Essa perspectiva me levou, há mais de 20 anos, a uma forma muito particular de trabalho, a uma abordagem predominantemente, para não dizer, inteiramente qualitativa, que, em contato com fenômenos sociais - não-lineares, complexos e emergentes - busca apreciar e entender, mais que explicar e controlar. Isto se expressa no desenho e facilitação de processos de consultoria, que primam por ser abertos, desprovidos de regras pré-definidas, mais generativos, guiados por intenção e imaginação, mais que por objetivos e modelos, com seus integrantes em contínuo, aberto e profundo diálogo entre si e com o ambiente em que se inserem. São, paralelamente, auto-reflexivos, no sentido de refletirem periodicamente sobre a própria capacidade de fazer isso. Nestes processos, portanto, não há resultados predeterminados, a ênfase é em um design emergente, que vai se desenrolando, a partir das idéias e observações que surgem desses diálogos e reflexões. Apesar disso, o processo não corre solto, ele é facilitado, há intenção, princípios, perguntas orientadas a aprofundar, buscar, tornar visível. "O processo investiga um fenômeno vivo e precisa ser tão vivo quanto ele" (3).
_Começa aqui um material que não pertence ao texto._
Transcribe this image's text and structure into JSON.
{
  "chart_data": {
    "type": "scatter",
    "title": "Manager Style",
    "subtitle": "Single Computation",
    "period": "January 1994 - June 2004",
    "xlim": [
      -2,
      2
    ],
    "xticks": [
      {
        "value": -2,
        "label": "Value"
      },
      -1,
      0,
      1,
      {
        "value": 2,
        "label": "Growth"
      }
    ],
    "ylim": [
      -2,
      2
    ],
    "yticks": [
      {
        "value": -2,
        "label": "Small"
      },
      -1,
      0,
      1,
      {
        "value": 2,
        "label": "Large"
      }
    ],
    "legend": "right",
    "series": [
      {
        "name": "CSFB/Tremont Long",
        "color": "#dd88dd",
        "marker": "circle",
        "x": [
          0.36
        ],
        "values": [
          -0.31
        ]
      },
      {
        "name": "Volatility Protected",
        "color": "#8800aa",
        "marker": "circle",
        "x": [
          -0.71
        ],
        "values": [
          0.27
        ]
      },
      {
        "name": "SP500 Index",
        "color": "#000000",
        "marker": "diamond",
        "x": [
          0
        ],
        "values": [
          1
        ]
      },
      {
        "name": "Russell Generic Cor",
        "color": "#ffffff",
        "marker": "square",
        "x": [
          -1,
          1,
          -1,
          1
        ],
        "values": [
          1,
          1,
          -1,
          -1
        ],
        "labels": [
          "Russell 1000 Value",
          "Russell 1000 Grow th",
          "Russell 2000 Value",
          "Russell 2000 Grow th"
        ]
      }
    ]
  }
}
Foi com esse olhar, de uma prática viva, que eu primeiro tomei contato com o Business Agility e tenho que confessar - esse primeiro contato é recente. Mas algo me deu uma sensação de familiaridade. E acho que foi algo que me chamou a atenção em todos os artigos, vídeos, palestras e apresentações que eu vi nesse curto espaço de tempo - uma proposta de “aliveness” - da busca de um estado interno intenso de questionamento e atenção, de uma abertura disciplinada para constante interação com tudo e todos à sua volta e de uma certa habilidade de pausar e agir a partir de um lugar de “não-certeza" (consciência do que não se sabe, tanto quanto do que se sabe) que, na minha opinião, moldam qualquer resposta inteligente ao mundo que nos rodeia. E tudo isso não como um modo de funcionar individual, mas como uma qualidade organizacional - de resgate de um propósito de atuação (intenção no mundo), do estabelecimento de fronteiras porosas (atenção e disponibilidade para o mercado) e de intuição de um futuro (imaginação - criação de novas possibilidades).
Se eu fosse criar as minhas próprias leis (embora eu ache que escolheria a palavra qualidades), do Business Agility, seriam essas:
Intenção - Ter uma visão clara do impacto que você quer ter no mundo;
Atenção - Relacionar-se com todos à sua volta e ter consciência dos impactos que isso gera em você. Estar aberto a ser modificado por esses relacionamentos;
Imaginação - Acreditar que mesmo que você não tenha visto uma forma diferente de fazer, entender, agir, não significa que ela não exista. Expresse suas dificuldades em forma de perguntas - elas direcionam o foco para o novo.
Incorporando, literalmente, o Business Agility
Entre o estímulo e a resposta há um espaço. Neste espaço está nosso poder de escolher nossa resposta. E nela está nosso crescimento e nossa liberdade.
Viktor Frankl
E o que a nossa fisiologia tem a ver com isso? Na minha opinião, a fisiologia de uma função, em particular, cria as condições orgânicas necessárias para este tipo de atuação mais conectada e relacional: Respirar.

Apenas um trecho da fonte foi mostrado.